Au bout de trois années, cette existence désolée faillit avoir un dénouement tragique.

Une nuit, Pierre Manas rentra dans un désordre affreux. Contre son habitude il n’était qu’à moitié ivre ; il se trouvait dans cette période de l’ivresse qui prélude à la réaction torpide, et dans laquelle le vin n’agit encore que comme excitant. De plus, des matelots l’avaient battu, et, comme il tirait grande vanité de sa force physique, l’humiliation qu’il avait subie le rendait furieux ; il fut heureux de trouver un être faible sur lequel il pourrait venger sa déconvenue ; il rendit à sa femme les coups qu’il avait reçus des matelots. La pauvre Millette y était tellement habituée, que ses yeux, qui pleuraient sur l’abjection de son mari, ne trouvaient plus de larmes sur ses propres souffrances.

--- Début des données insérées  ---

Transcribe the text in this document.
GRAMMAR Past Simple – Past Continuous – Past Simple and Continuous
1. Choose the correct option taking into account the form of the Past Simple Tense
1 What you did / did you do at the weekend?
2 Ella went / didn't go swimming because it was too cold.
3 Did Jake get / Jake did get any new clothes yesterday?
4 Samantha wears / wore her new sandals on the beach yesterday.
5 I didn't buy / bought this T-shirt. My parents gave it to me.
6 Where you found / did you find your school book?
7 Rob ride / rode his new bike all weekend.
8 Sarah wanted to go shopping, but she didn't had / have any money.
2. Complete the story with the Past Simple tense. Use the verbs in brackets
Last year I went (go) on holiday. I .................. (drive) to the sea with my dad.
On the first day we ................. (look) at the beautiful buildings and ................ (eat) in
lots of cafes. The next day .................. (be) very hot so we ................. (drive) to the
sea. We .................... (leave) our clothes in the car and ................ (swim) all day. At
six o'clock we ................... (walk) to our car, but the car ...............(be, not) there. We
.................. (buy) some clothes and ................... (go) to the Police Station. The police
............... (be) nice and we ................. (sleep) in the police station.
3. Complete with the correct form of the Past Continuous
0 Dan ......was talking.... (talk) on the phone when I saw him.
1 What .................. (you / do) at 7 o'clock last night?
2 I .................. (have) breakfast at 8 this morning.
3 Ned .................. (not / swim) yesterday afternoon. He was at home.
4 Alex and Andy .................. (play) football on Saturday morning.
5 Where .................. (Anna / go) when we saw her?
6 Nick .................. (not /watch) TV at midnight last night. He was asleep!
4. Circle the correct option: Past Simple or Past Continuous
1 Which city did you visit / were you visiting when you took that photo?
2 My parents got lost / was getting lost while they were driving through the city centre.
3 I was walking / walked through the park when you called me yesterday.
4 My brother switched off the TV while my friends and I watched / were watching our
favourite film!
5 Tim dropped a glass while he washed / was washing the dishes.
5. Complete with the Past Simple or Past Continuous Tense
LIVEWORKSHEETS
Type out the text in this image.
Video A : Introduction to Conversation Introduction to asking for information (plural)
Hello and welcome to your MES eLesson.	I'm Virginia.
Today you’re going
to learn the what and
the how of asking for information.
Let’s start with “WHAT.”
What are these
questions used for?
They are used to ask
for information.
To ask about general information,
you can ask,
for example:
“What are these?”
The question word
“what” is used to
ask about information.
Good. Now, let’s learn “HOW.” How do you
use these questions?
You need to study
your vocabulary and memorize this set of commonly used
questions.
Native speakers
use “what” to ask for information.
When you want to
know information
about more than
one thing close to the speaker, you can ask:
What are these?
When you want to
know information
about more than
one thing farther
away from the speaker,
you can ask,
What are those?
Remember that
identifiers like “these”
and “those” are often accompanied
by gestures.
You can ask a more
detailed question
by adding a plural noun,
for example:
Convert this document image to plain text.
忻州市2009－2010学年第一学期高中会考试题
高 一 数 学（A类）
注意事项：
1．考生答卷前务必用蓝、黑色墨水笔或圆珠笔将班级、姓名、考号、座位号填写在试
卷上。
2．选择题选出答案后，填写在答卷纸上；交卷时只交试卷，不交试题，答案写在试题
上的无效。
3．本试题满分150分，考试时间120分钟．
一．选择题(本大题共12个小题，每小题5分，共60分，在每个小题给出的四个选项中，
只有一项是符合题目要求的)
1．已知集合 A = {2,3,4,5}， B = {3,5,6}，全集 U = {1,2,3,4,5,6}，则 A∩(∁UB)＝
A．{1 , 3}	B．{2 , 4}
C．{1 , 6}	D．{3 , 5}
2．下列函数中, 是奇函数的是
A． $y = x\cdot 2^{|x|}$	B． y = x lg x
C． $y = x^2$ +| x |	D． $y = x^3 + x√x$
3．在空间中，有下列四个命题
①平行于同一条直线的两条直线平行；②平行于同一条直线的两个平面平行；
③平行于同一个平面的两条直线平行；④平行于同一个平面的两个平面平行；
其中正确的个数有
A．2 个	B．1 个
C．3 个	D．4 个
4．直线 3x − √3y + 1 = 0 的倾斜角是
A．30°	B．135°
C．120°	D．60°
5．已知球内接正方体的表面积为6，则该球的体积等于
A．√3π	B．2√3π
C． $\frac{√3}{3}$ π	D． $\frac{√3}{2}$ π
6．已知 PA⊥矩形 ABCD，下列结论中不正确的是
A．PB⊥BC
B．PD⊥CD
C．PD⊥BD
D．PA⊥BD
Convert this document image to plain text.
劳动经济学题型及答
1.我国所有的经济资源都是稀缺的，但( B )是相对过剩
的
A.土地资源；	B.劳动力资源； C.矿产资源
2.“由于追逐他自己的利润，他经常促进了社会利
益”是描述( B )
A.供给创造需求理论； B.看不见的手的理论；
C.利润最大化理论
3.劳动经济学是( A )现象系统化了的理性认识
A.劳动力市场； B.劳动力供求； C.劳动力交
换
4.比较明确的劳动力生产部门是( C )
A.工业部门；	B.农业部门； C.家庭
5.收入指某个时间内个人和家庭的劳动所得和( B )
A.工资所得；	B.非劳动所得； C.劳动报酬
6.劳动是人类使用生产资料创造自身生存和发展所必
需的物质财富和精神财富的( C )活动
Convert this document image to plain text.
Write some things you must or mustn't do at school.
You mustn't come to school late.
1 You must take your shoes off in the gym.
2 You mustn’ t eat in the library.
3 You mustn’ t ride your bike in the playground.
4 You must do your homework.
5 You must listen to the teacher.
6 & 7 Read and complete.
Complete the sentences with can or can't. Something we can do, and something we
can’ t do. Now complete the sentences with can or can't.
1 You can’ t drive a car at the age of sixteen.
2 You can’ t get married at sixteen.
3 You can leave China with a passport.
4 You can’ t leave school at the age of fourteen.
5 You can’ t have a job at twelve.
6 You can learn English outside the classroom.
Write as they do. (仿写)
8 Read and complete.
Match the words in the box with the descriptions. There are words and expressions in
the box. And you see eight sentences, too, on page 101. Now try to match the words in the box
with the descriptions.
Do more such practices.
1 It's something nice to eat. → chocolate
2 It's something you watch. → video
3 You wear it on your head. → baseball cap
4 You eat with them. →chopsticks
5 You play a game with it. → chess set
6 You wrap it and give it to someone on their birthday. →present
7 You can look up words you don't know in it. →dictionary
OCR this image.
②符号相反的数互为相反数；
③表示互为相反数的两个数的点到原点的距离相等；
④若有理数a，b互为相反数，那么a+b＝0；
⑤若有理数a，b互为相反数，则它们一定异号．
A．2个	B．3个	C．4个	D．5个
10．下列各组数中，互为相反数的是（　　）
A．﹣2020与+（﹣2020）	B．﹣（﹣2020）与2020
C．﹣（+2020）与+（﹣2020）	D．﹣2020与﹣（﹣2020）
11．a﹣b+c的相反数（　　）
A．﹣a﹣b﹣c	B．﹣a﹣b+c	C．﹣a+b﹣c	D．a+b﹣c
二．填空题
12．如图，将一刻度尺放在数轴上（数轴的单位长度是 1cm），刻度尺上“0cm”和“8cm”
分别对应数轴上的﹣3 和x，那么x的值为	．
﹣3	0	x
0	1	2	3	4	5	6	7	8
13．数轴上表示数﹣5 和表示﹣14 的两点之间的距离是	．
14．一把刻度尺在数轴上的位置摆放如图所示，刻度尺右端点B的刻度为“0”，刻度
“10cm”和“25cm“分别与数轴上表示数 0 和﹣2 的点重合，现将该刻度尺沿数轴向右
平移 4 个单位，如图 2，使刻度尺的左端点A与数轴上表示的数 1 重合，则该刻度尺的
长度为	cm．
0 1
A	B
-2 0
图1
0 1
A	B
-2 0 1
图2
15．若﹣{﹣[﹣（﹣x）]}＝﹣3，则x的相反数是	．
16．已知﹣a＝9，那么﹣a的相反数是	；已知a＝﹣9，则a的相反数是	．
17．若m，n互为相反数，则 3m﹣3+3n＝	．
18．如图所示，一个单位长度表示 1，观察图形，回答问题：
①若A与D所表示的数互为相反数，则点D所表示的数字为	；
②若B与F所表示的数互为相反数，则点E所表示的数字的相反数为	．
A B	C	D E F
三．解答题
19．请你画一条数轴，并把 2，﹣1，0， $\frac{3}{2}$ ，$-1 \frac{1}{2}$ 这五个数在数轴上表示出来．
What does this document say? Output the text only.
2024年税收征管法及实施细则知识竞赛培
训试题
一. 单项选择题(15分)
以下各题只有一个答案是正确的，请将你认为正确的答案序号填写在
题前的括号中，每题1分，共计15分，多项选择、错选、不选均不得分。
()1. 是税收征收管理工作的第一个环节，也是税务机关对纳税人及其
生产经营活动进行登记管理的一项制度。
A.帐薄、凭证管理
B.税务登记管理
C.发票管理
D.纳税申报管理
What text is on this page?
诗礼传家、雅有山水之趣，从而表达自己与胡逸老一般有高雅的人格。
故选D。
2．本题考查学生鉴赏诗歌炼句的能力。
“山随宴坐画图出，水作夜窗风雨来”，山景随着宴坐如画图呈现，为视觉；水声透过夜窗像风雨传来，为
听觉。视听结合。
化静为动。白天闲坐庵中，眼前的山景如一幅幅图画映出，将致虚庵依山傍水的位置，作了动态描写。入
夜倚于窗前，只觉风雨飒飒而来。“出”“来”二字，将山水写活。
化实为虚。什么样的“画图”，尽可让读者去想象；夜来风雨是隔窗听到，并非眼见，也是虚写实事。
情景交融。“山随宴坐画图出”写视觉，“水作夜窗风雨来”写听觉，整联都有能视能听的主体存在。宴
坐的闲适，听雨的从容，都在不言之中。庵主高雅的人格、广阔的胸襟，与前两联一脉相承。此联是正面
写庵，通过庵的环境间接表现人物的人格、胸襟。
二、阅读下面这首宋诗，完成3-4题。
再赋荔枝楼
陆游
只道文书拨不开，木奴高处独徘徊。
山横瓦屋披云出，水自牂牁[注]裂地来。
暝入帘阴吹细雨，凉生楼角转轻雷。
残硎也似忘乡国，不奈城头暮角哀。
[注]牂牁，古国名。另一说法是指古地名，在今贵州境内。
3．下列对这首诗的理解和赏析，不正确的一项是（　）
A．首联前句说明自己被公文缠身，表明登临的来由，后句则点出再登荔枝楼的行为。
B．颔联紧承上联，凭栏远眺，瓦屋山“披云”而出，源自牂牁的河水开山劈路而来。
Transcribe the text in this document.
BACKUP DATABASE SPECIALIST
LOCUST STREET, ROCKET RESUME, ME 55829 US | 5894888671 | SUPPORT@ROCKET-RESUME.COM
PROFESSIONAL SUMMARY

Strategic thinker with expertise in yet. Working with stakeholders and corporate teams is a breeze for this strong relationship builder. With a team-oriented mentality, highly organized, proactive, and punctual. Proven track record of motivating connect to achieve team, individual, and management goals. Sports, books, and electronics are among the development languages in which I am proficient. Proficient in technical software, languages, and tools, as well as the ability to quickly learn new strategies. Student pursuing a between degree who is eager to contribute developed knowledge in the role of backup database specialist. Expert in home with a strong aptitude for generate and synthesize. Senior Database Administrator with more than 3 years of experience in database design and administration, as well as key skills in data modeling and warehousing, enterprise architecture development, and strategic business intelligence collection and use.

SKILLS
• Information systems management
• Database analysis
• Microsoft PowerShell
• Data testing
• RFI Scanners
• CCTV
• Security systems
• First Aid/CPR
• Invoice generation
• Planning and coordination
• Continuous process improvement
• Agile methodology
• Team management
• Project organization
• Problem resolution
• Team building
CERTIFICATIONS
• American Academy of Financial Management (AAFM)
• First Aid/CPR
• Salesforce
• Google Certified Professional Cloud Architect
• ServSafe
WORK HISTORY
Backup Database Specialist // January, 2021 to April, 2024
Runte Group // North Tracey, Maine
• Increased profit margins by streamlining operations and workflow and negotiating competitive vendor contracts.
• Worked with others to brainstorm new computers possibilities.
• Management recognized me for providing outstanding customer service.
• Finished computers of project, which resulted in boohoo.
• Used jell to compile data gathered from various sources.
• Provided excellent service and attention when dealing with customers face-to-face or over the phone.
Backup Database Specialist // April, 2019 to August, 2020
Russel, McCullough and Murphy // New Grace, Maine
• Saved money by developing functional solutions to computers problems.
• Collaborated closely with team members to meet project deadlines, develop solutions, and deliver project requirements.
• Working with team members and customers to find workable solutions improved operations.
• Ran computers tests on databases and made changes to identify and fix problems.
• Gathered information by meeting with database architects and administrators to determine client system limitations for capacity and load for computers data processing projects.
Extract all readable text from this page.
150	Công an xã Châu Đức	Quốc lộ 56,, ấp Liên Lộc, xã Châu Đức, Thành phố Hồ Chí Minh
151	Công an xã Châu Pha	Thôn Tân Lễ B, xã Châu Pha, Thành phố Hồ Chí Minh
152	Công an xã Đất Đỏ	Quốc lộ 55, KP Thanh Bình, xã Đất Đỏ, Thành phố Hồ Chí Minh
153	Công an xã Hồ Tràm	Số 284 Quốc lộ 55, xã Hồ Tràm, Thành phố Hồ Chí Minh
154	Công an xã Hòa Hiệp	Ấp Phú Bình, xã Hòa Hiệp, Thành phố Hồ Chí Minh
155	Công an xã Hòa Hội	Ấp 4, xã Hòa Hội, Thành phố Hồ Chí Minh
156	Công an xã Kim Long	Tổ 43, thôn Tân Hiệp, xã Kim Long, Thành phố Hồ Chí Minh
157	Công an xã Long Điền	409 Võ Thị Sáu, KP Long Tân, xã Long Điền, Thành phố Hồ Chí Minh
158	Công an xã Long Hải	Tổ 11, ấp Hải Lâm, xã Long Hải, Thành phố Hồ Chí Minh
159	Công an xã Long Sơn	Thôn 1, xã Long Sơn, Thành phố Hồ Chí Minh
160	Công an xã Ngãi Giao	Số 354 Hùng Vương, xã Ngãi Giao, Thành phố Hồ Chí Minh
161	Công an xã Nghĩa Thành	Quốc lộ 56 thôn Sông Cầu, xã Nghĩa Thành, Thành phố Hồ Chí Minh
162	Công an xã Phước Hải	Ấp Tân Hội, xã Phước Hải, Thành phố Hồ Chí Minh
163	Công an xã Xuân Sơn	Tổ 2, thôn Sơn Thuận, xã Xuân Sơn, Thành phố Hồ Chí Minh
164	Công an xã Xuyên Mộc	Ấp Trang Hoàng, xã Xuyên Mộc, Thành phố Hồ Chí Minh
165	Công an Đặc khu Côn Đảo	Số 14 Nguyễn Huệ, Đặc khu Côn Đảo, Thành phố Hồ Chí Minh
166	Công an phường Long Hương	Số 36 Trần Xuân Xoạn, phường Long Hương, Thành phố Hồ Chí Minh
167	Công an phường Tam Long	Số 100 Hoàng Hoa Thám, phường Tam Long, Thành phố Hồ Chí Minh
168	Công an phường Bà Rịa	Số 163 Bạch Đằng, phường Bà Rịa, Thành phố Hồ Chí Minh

Ennuyé de la monotonie de cet exercice, Pierre Manas chercha une autre distraction. Malheureusement, en furetant dans tous les coins, il découvrit un verre d’eau-de-vie au fond d’une bouteille ; il le but et laissa au fond du verre le peu de raison qui lui restait.

Alors, il lui passa par le cerveau une idée étrange, une de ces idées qui rapprochent l’ivresse de la folie.